Я бросил на койку влажные и липкие от пота покрывала, подставил лицо лунному свету, что сочился из крохотного оконца, и потянулся к тумбе, разыскивая графин с водой.
Вот ещё несправедливость: в келье прохладно, что приходится по ночам кутаться, дабы не задубеть, а вода в графине отчего-то тёплая, хотя должно ей хранить холодность.
Многовато что-то в моей жизни стало подобных вот мелких несправедливостей.
Я сделал тяжёлый глоток, отставил графин в сторону, вдохнул ночную прохладу и, усевшись на койку, утопил лицо в руках, растирая глаза, щёки и лоб. Хоть и хотелось мне спать, но снова погружаться в сон желания я не имел. По крайней мере – уже не сегодня.

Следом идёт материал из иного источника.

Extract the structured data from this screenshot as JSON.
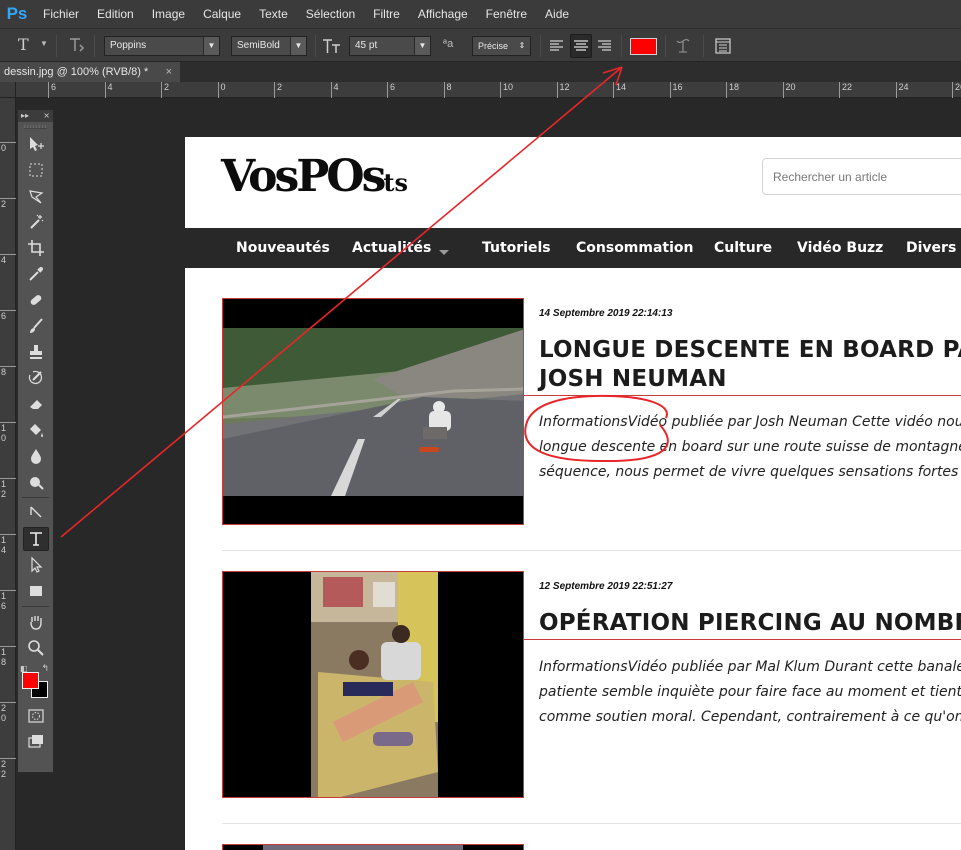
{
  "app": {
    "logo": "Ps",
    "menu": [
      "Fichier",
      "Edition",
      "Image",
      "Calque",
      "Texte",
      "Sélection",
      "Filtre",
      "Affichage",
      "Fenêtre",
      "Aide"
    ]
  },
  "options": {
    "tool_glyph": "T",
    "font_family": "Poppins",
    "font_style": "SemiBold",
    "font_size": "45 pt",
    "aa_glyph": "ªa",
    "antialias": "Précise",
    "text_color": "#ff0000"
  },
  "document": {
    "tab_label": "dessin.jpg @ 100% (RVB/8) *",
    "close": "×"
  },
  "ruler": {
    "h_labels": [
      "6",
      "4",
      "2",
      "0",
      "2",
      "4",
      "6",
      "8",
      "10",
      "12",
      "14",
      "16",
      "18",
      "20",
      "22",
      "24",
      "26"
    ],
    "v_labels": [
      "0",
      "2",
      "4",
      "6",
      "8",
      "10",
      "12",
      "14",
      "16",
      "18",
      "20",
      "22"
    ]
  },
  "toolbox": {
    "header": "▸▸",
    "close": "×",
    "foreground": "#ff0000",
    "background": "#000000"
  },
  "site": {
    "logo_main": "VosPOs",
    "logo_small": "ts",
    "search_placeholder": "Rechercher un article",
    "nav": [
      "Nouveautés",
      "Actualités",
      "Tutoriels",
      "Consommation",
      "Culture",
      "Vidéo Buzz",
      "Divers"
    ],
    "articles": [
      {
        "date": "14 Septembre 2019 22:14:13",
        "title_lines": [
          "LONGUE DESCENTE EN BOARD PAR JO",
          "JOSH NEUMAN"
        ],
        "excerpt_lines": [
          "InformationsVidéo publiée par Josh Neuman Cette vidéo nous pré",
          "longue descente en board sur une route suisse de montagne. Josh",
          "séquence, nous permet de vivre quelques sensations fortes derriè"
        ]
      },
      {
        "date": "12 Septembre 2019 22:51:27",
        "title_lines": [
          "OPÉRATION PIERCING AU NOMBRIL"
        ],
        "excerpt_lines": [
          "InformationsVidéo publiée par Mal Klum Durant cette banale proc",
          "patiente semble inquiète pour faire face au moment et tient la m",
          "comme soutien moral. Cependant, contrairement à ce qu'on..."
        ]
      }
    ]
  },
  "annotation": {
    "color": "#e8262a"
  }
}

Свет в оконце мигнул, послышалось хлопанье крыльев, чьи-то коготки царапнули кровлю снаружи. Затем, снова ударили крылья. Затем тишина. Я же едва не задохнулся. В тот же миг оказался у окна, глядя сквозь запылённое стёклышко на крышу собора, но там ничего не было. И уж поболее всего остального, не оказалось там и душегубов, таящихся во мраке и крадущихся по мою душу. Подобная паранойя теперь часто меня посещала.
Эх, если бы только она одна… был бы счастливчиком.
Нет. Бессонница, неловкость и нервозность, недоверие к собственной тени – всё это как следствие, но хуже того, – я потерял Славинсоново письмо. Благо, оно потом нашлось. Какой-то милостивец отыскал его и вернул в гильдию посыльных, как пропажу. Позже его доставили в собор. И вручили мне. В этом-то и состояла проблема. Теперича я тревожился вдвое против обычного: что́ если письмо успело побывать в руках тех убийц – или, лучше того, сами они его и вернули! – и отныне им известно не только моё лицо, но и имя. И где меня искать – тоже! Всего-то и стоило, что проследить за посыльным!.. М-да, чудненько.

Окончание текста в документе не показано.